# What is best Broadband Providor for Xbox Live?



## Locke (6 Oct 2009)

Not sure where to post this, so going to go with Broadband.

Looking for recommendations for best Broadband to use with XBox 360. Had cabled broadband in my last apartment. It was brilliant. But bought a house so thats all gone.

Have mobile broadband dongle but worried about FUP on using it (plus not 100% certain how to use it for XBox)

What is Eircom like? Anyone any good reports on what Broadband to use?

Thanks in advance!
Locke


----------



## krissovo (6 Oct 2009)

Mobile broadband sucks for online gaming, to many drop outs that stresses me out when playing.  I used internet connection sharing from my laptop and a crossed cat 5 cable.  I also used it with the xbox wireless card.

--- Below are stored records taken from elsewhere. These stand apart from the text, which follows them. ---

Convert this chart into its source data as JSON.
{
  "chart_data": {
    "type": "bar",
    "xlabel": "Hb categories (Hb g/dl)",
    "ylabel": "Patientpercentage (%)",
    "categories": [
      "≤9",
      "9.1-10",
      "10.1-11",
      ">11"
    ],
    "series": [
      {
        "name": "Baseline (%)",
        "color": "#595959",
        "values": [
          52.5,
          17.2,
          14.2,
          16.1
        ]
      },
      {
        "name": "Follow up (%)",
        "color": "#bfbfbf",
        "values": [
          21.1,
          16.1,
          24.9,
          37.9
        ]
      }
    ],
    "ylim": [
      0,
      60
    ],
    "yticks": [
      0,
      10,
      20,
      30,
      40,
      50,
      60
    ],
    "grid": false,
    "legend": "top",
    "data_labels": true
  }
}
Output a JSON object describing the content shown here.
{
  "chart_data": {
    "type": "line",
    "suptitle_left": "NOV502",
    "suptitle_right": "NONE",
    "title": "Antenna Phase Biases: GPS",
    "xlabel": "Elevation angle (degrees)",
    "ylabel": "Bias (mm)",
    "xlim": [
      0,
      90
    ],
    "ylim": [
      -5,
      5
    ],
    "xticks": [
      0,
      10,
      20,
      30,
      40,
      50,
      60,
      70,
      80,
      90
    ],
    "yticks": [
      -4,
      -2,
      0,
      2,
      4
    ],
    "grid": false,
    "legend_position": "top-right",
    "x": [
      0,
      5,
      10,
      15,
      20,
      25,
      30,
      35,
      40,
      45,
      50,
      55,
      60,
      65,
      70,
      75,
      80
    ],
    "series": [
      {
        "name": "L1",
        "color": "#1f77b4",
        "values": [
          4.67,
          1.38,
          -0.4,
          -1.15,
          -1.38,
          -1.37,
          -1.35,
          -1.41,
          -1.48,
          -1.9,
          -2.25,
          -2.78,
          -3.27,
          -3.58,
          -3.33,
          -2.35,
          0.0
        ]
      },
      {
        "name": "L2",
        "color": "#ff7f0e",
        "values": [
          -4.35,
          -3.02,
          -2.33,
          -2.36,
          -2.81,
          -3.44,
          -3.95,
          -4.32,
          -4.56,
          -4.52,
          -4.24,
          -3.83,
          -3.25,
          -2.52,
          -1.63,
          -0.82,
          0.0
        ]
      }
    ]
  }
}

I have two very different experiences with eircom bradband.  When I was in the city at peak times the contention ratio really showed and I used to lose connection a couple times a month.  Now I am in a rural setting it has not failed once in the past 8 months.


----------



## Locke (6 Oct 2009)

Thanks Krissovo.

Living in Dunshaughlin. Was trying to hold off on getting the phone line activated. But will need it for multiroom anyway.


----------



## packard (15 Oct 2009)

Using 3 myself with a Dovado router, works perfect. No dropping out or any hassle. Look into that


----------



## Locke (15 Oct 2009)

Thanks Packard. How is it on your Usage?


----------



## canicemcavoy (15 Oct 2009)

You need broadband with low latency for gaming (otherwise known as "low pings"), not necessarily high speeds. I found UPC were best for this but unfortunately that is not an option for you. Perhaps check the broadband forums on boards.ie as people there would probably know this info.


----------



## Locke (15 Oct 2009)

Thanks canice


----------